Netra Evita membola. Ketika Grady menyerbu bibir Evita dengan ciumannya, wanita itu tidak kuasa melakukan perlawanan. Ingin berpaling pun dia tak bisa, karena tangan Grady terus mengapit wajahnya. Lelaki itu menciumnya dengan sangat kasar, hingga Evita beberapa kali menjerit ketika rasa nyeri menyerang. Evita yakin bibirnya robek, karena dia dapat merasakan asin darah yang bercampur dengan aroma khas cairan merah itu di mulutnya.

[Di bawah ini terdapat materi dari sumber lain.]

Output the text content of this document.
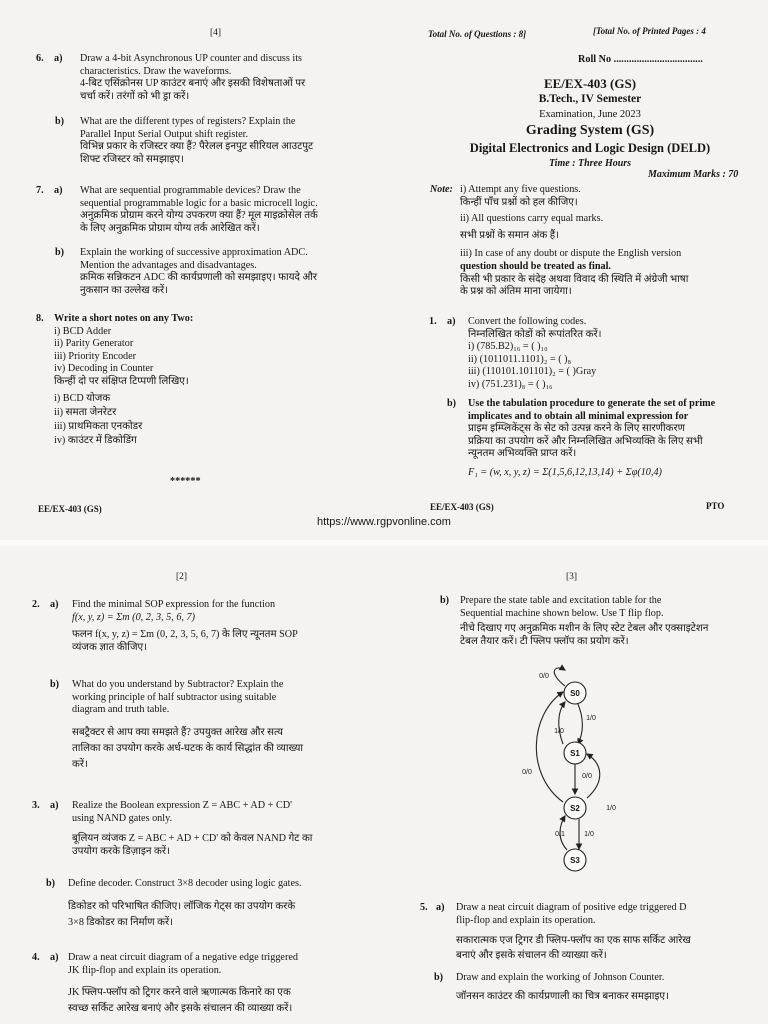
[4]
6. a) Draw a 4-bit Asynchronous UP counter and discuss its
characteristics. Draw the waveforms.
4-बिट एसिंक्रोनस UP काउंटर बनाएं और इसकी विशेषताओं पर
चर्चा करें। तरंगों को भी ड्रा करें।
b) What are the different types of registers? Explain the
Parallel Input Serial Output shift register.
विभिन्न प्रकार के रजिस्टर क्या हैं? पैरेलल इनपुट सीरियल आउटपुट
शिफ्ट रजिस्टर को समझाइए।
7. a) What are sequential programmable devices? Draw the
sequential programmable logic for a basic microcell logic.
अनुक्रमिक प्रोग्राम करने योग्य उपकरण क्या हैं? मूल माइक्रोसेल तर्क
के लिए अनुक्रमिक प्रोग्राम योग्य तर्क आरेखित करें।
b) Explain the working of successive approximation ADC.
Mention the advantages and disadvantages.
क्रमिक सन्निकटन ADC की कार्यप्रणाली को समझाइए। फायदे और
नुकसान का उल्लेख करें।
8. Write a short notes on any Two:
i) BCD Adder
ii) Parity Generator
iii) Priority Encoder
iv) Decoding in Counter
किन्हीं दो पर संक्षिप्त टिप्पणी लिखिए।
i) BCD योजक
ii) समता जेनरेटर
iii) प्राथमिकता एनकोडर
iv) काउंटर में डिकोडिंग
******
EE/EX-403 (GS)
Total No. of Questions : 8]	[Total No. of Printed Pages : 4
Roll No ...................................
EE/EX-403 (GS)
B.Tech., IV Semester
Examination, June 2023
Grading System (GS)
Digital Electronics and Logic Design (DELD)
Time : Three Hours
Maximum Marks : 70
Note: i) Attempt any five questions.
किन्हीं पाँच प्रश्नों को हल कीजिए।
ii) All questions carry equal marks.
सभी प्रश्नों के समान अंक हैं।
iii) In case of any doubt or dispute the English version
question should be treated as final.
किसी भी प्रकार के संदेह अथवा विवाद की स्थिति में अंग्रेजी भाषा
के प्रश्न को अंतिम माना जायेगा।
1. a) Convert the following codes.
निम्नलिखित कोडों को रूपांतरित करें।
i) (785.B2)₁₆ = ( )₁₀
ii) (1011011.1101)₂ = ( )₈
iii) (110101.101101)₂ = ( )Gray
iv) (751.231)₈ = ( )₁₆
b) Use the tabulation procedure to generate the set of prime
implicates and to obtain all minimal expression for
प्राइम इम्प्लिकेंट्स के सेट को उत्पन्न करने के लिए सारणीकरण
प्रक्रिया का उपयोग करें और निम्नलिखित अभिव्यक्ति के लिए सभी
न्यूनतम अभिव्यक्ति प्राप्त करें।
F₁ = (w, x, y, z) = Σ(1,5,6,12,13,14) + Σφ(10,4)
EE/EX-403 (GS)	PTO
https://www.rgpvonline.com
[2]
2. a) Find the minimal SOP expression for the function
f(x, y, z) = Σm (0, 2, 3, 5, 6, 7)
फलन f(x, y, z) = Σm (0, 2, 3, 5, 6, 7) के लिए न्यूनतम SOP
व्यंजक ज्ञात कीजिए।
b) What do you understand by Subtractor? Explain the
working principle of half subtractor using suitable
diagram and truth table.
सबट्रैक्टर से आप क्या समझते हैं? उपयुक्त आरेख और सत्य
तालिका का उपयोग करके अर्ध-घटक के कार्य सिद्धांत की व्याख्या
करें।
3. a) Realize the Boolean expression Z = ABC + AD + CD'
using NAND gates only.
बूलियन व्यंजक Z = ABC + AD + CD' को केवल NAND गेट का
उपयोग करके डिज़ाइन करें।
b) Define decoder. Construct 3×8 decoder using logic gates.
डिकोडर को परिभाषित कीजिए। लॉजिक गेट्स का उपयोग करके
3×8 डिकोडर का निर्माण करें।
4. a) Draw a neat circuit diagram of a negative edge triggered
JK flip-flop and explain its operation.
JK फ्लिप-फ्लॉप को ट्रिगर करने वाले ऋणात्मक किनारे का एक
स्वच्छ सर्किट आरेख बनाएं और इसके संचालन की व्याख्या करें।
[3]
b) Prepare the state table and excitation table for the
Sequential machine shown below. Use T flip flop.
नीचे दिखाए गए अनुक्रमिक मशीन के लिए स्टेट टेबल और एक्साइटेशन
टेबल तैयार करें। टी फ्लिप फ्लॉप का प्रयोग करें।
S0
S1
S2
S3
0/0
1/0
1/0
0/0
0/0
1/0
0/1	1/0
5. a) Draw a neat circuit diagram of positive edge triggered D
flip-flop and explain its operation.
सकारात्मक एज ट्रिगर डी फ्लिप-फ्लॉप का एक साफ सर्किट आरेख
बनाएं और इसके संचालन की व्याख्या करें।
b) Draw and explain the working of Johnson Counter.
जॉनसन काउंटर की कार्यप्रणाली का चित्र बनाकर समझाइए।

Grady baru melepas ciumannya saat merasa puas membuat Evita tersiksa. Napas lelaki itu terdengar keras dengan ritme cepat. Membuat dada bidang yang terbalut kemeja putih itu turut bergerak mengikuti tarikan napas. Netra sayunya menatap Evita dengan penuh kebencian.

"Kamu mencari masalah dengan orang yang salah, Amora!" Lelaki itu mendengkus sinis dengan netra menatap bengis. "Aku yakin kamu sudah terbiasa memuaskan banyak lelaki. Dan sekarang ... mari kita lihat, apakah kamu bisa memuaskanku?" lanjutnya dengan seringai iblis yang terukir di bibir.